Bölüm 58

23.4K 892 344
                                    

Merhaba bebekler bir facebook grubu ya da twitter'da unexpected için hesap açmak istiyorum. Sadece biz olalım. Hem sohbet gibi bir şey olur birbirimizele tanışırız. Hem ben yazdığım yeni bölümlerden kesitler koyarım. Spoiler falan da olur. Fotoğraflar da. Bu konuda yardımınıza ihtiyacım var. Siz isterseniz açacağım, bu yüzden yorumda bundan da bahsedin. 

HERNEYSE! BEN GİDİYORUM. İYİ OKUMALAR.x

2 Gün Sonra

Annem, elindeki bavulu yere bırakıp kapıyı açarken gülümsememe engel olamıyordum. New York'ta ki son iki günümüz çabuk geçmiş, artık evimize geri dönmüştük. Uçaktan indiğimde yaptığım ilk iş, Londra'nın havasını doya doya içime çekmek olmuştu. Bir hafta uzun bir süre olmasa da burayı gerçekten özlemiştim. Evimi de öyle. Ama en önemlisi Harry'i tahmin ettiğimden daha çok özlemiştim. Biz tanıştığımızdan bu yana hiç bu kadar ayrı kalmamıştık. Bu bizim için bir ilkti ve kesinlikle berbattı. Bir an önce onu görmek istiyordum.

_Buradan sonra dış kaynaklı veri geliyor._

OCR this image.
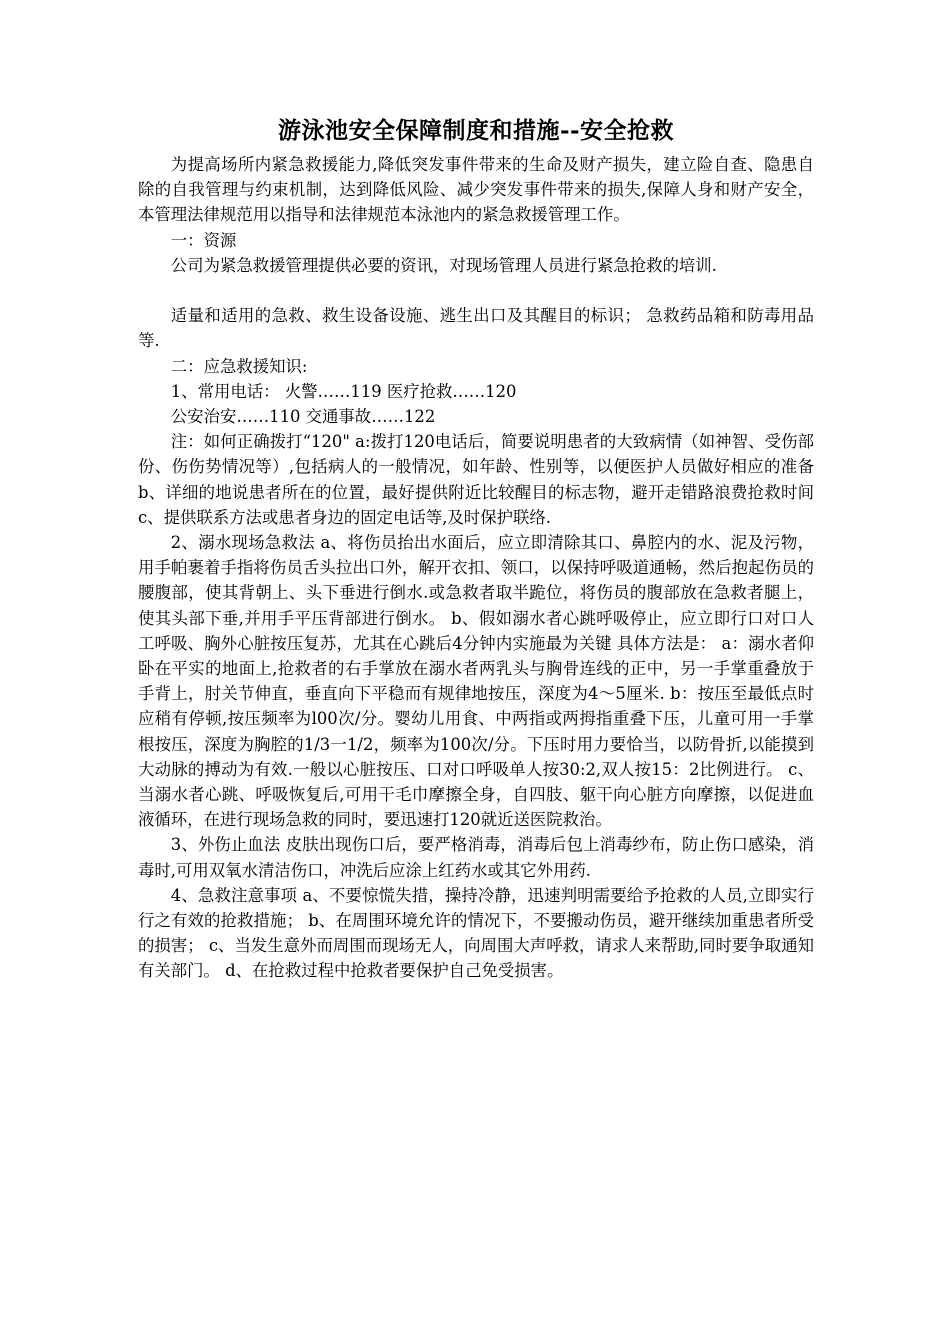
游泳池安全保障制度和措施--安全抢救

为提高场所内紧急救援能力,降低突发事件带来的生命及财产损失，建立险自查、隐患自除的自我管理与约束机制，达到降低风险、减少突发事件带来的损失,保障人身和财产安全，本管理法律规范用以指导和法律规范本泳池内的紧急救援管理工作。

一：资源

公司为紧急救援管理提供必要的资讯，对现场管理人员进行紧急抢救的培训.

适量和适用的急救、救生设备设施、逃生出口及其醒目的标识； 急救药品箱和防毒用品等.

二：应急救援知识:

1、常用电话： 火警……119 医疗抢救……120

公安治安……110 交通事故……122

注：如何正确拨打“120" a:拨打120电话后，简要说明患者的大致病情（如神智、受伤部份、伤伤势情况等）,包括病人的一般情况，如年龄、性别等，以便医护人员做好相应的准备 b、详细的地说患者所在的位置，最好提供附近比较醒目的标志物，避开走错路浪费抢救时间 c、提供联系方法或患者身边的固定电话等,及时保护联络.

2、溺水现场急救法 a、将伤员抬出水面后，应立即清除其口、鼻腔内的水、泥及污物，用手帕裹着手指将伤员舌头拉出口外，解开衣扣、领口，以保持呼吸道通畅，然后抱起伤员的腰腹部，使其背朝上、头下垂进行倒水.或急救者取半跪位，将伤员的腹部放在急救者腿上，使其头部下垂,并用手平压背部进行倒水。 b、假如溺水者心跳呼吸停止，应立即行口对口人工呼吸、胸外心脏按压复苏，尤其在心跳后4分钟内实施最为关键 具体方法是： a：溺水者仰卧在平实的地面上,抢救者的右手掌放在溺水者两乳头与胸骨连线的正中，另一手掌重叠放于手背上，肘关节伸直，垂直向下平稳而有规律地按压，深度为4～5厘米. b：按压至最低点时应稍有停顿,按压频率为l00次/分。婴幼儿用食、中两指或两拇指重叠下压，儿童可用一手掌根按压，深度为胸腔的1/3一1/2，频率为100次/分。下压时用力要恰当，以防骨折,以能摸到大动脉的搏动为有效.一般以心脏按压、口对口呼吸单人按30:2,双人按15：2比例进行。 c、当溺水者心跳、呼吸恢复后,可用干毛巾摩擦全身，自四肢、躯干向心脏方向摩擦，以促进血液循环，在进行现场急救的同时，要迅速打120就近送医院救治。

3、外伤止血法 皮肤出现伤口后，要严格消毒，消毒后包上消毒纱布，防止伤口感染，消毒时,可用双氧水清洁伤口，冲洗后应涂上红药水或其它外用药.

4、急救注意事项 a、不要惊慌失措，操持冷静，迅速判明需要给予抢救的人员,立即实行行之有效的抢救措施； b、在周围环境允许的情况下，不要搬动伤员，避开继续加重患者所受的损害； c、当发生意外而周围而现场无人，向周围大声呼救，请求人来帮助,同时要争取通知有关部门。 d、在抢救过程中抢救者要保护自己免受损害。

"Evim!" diye bağırdım içeri girerken. Bavulumu koridorda bırakıp salona doğru ilerledim. Kendimi koltuğa attığımda annem gülerek peşimden geliyordu.

"Evini gerçekten özlediğini düşünmemiştim." dedi yanıma otururken.

"Ah, çok fazla özledim."

Bir süre gözlerimi kapatıp üzerimdeki yorgunluğu atmayı denedim. Ama bu yorgunluk uyuyunca geçecekti ve benim Harry'i görmem gerekiyordu.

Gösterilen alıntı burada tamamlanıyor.